A large proportion of people who believe they are allergic to penicillin, belonging to one of the most used families of antibiotics, beta-lactams, are ultimately not. For the 90% unfairly labeled “allergic”, this is not a detail: the resulting therapeutic exclusions increase the risk of infectious complications.
True allergies to penicillin and its beta-lactam derivatives are very rare but can be very severe. They do not depend on the dose of the antibiotic and are completely unpredictable. Some patients then present with edema of the face and mucous membranes, anaphylactic shock or drug addiction (a generalized skin reaction which can range from simple rashes to serious damage with peeling of the skin or organ damage). In these cases, after emergency treatment, the patient must be referred to a team specializing in drug allergies.

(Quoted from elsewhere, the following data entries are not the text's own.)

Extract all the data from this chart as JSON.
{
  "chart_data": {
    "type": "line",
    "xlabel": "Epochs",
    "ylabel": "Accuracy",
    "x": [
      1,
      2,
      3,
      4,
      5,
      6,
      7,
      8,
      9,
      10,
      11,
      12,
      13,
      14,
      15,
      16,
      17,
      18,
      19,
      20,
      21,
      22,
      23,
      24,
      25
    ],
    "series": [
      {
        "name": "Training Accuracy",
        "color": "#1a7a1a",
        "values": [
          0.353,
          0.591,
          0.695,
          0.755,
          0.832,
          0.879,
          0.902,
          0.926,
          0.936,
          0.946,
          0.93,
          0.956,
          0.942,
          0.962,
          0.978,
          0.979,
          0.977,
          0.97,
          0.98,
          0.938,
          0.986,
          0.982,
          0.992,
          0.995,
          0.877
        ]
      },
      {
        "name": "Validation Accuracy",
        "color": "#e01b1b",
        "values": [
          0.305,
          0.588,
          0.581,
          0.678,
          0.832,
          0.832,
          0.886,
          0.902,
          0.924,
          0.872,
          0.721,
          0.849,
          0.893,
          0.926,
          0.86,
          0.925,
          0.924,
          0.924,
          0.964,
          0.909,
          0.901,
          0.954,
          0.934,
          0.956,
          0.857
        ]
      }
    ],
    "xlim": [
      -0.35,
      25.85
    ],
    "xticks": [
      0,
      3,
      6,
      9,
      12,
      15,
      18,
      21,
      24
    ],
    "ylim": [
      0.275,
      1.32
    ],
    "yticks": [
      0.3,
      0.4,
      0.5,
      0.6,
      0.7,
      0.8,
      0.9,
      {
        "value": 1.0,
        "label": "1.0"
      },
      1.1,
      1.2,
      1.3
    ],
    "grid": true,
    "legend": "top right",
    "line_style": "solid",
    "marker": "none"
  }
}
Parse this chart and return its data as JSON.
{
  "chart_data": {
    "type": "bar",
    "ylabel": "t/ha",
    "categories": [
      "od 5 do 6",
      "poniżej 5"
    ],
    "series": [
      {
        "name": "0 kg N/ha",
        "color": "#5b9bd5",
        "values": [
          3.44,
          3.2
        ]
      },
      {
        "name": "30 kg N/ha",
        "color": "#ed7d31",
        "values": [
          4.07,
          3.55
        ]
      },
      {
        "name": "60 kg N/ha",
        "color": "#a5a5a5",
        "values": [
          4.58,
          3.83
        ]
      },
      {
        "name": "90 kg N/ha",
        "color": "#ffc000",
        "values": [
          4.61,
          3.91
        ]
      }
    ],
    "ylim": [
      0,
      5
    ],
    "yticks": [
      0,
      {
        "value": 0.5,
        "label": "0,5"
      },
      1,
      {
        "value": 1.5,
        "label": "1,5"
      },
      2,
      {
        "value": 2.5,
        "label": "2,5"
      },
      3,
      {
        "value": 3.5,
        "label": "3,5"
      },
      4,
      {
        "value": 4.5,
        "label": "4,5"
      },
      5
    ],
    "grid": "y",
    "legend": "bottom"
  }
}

Beta-lactams should not be prescribed subsequently, and this contraindication must be clearly mentioned in their medical file.
Only 10% of people said to be “allergic to penicillin” have a confirmed allergy!
Around 5 to 15% of people in developed countries are allergic to beta-lactams. This family, among the most used, then becomes banned… for life! However, several studies have shown that less than 10% of people who declare themselves or are labeled “allergic” actually are. Out of 100 people claiming to be allergic to penicillin, only 10 have a genuine allergy.
Why are so many people supposedly “allergic to penicillin”? This overvaluation can be explained by several reasons. According to Professor Annick Barbaud, head of the dermatology and allergology department at Tenon hospital (Paris), on the occasion of the Paris Dermatological Days (02-06/12/25), “In young children, a viral infection can cause a rash when taking penicillin antibiotics, such as amoxicillin. The doctor then sometimes notes ‘Allergy to penicillin’ in the health record.“. In adults, “certain side effects of antibiotics (nausea, vomiting, diarrhea or mycoses) can be confused with an allergy, when it is simply a question of digestive or skin tolerance, without contraindication, continues the specialist. Finally, “some people are assigned this allergy due to family history, although no genetic transmission exists for this type of reaction“.
How to know?
How can we distinguish people who are truly allergic to penicillin from those who are not? International recommendations recommend removing the often erroneous label of beta-lactam allergy through a thorough questioning and, if necessary, an allergological assessment to confirm or invalidate the diagnosis. The European Society of Allergology and Clinical Immunology has thus defined different approaches to remove this label when it is unjustified, with an algorithm intended to guide practitioners using several tools.
The doctor begins by asking the patient about the context of the allergy notification:
- If the patient reports digestive symptoms or fungal infections, or mentions a family allergy without a direct link to their own experience, the label must be removed;
- In the event of clinical signs suggesting an allergy after treatment with beta-lactams, the file must be analyzed: type of symptoms, intensity and duration. Simple small red patches lasting a few days (called “acute exanthema”) do not require allergy tests and the antibiotic can be readministered under supervision;
- If a rash occurred in childhood after taking penicillin, the file must be reviewed with the pediatrician to clarify the situation.
- In the event of more severe clinical signs after antibiotic treatment, allergological tests are carried out. They are mainly cutaneous because they allow detection of sensitization to beta-lactams. In children, these tests must be carried out quickly after the suspected allergic accident.
If the results are negative, it is possible to reintroduce the drug in question, first in a hospital setting. Certain scores help determine whether such reintroduction is appropriate. They take into account the age of the accident (the more time passes in the child, the more difficult it becomes to confirm a true allergy), the type of reaction (simple exanthema, rash, edema, anaphylactic shock, serious drug addiction) and the possible need for treatment or hospitalization to manage the accident.
A mistake with serious consequences
The question of whether this is a true penicillin allergy is very important. Indeed, having to do without this therapeutic class increases the risk of infection of the surgical site after a surgical procedure, because prevention by antibiotic therapy (or antibiotic prophylaxis) is not carried out. And in the event of a common infection, the inability to use penicillins lengthens the length of hospitalization and increases the cost of treatment, with alternatives being more expensive without being more effective.
In the event of infection in a patient truly allergic to penicillin, it is then necessary to determine whether the allergy concerns all beta-lactams. Because a true allergy to penicillin does not systematically lead to an allergy to all the other antibiotics in this family. Thus, the risk of “cross” allergy, for example to a cephalosporin of 3e generation remains very low, around 1%. This cephalosporin can therefore be prescribed, but under supervision, ideally for the first administration in hospital.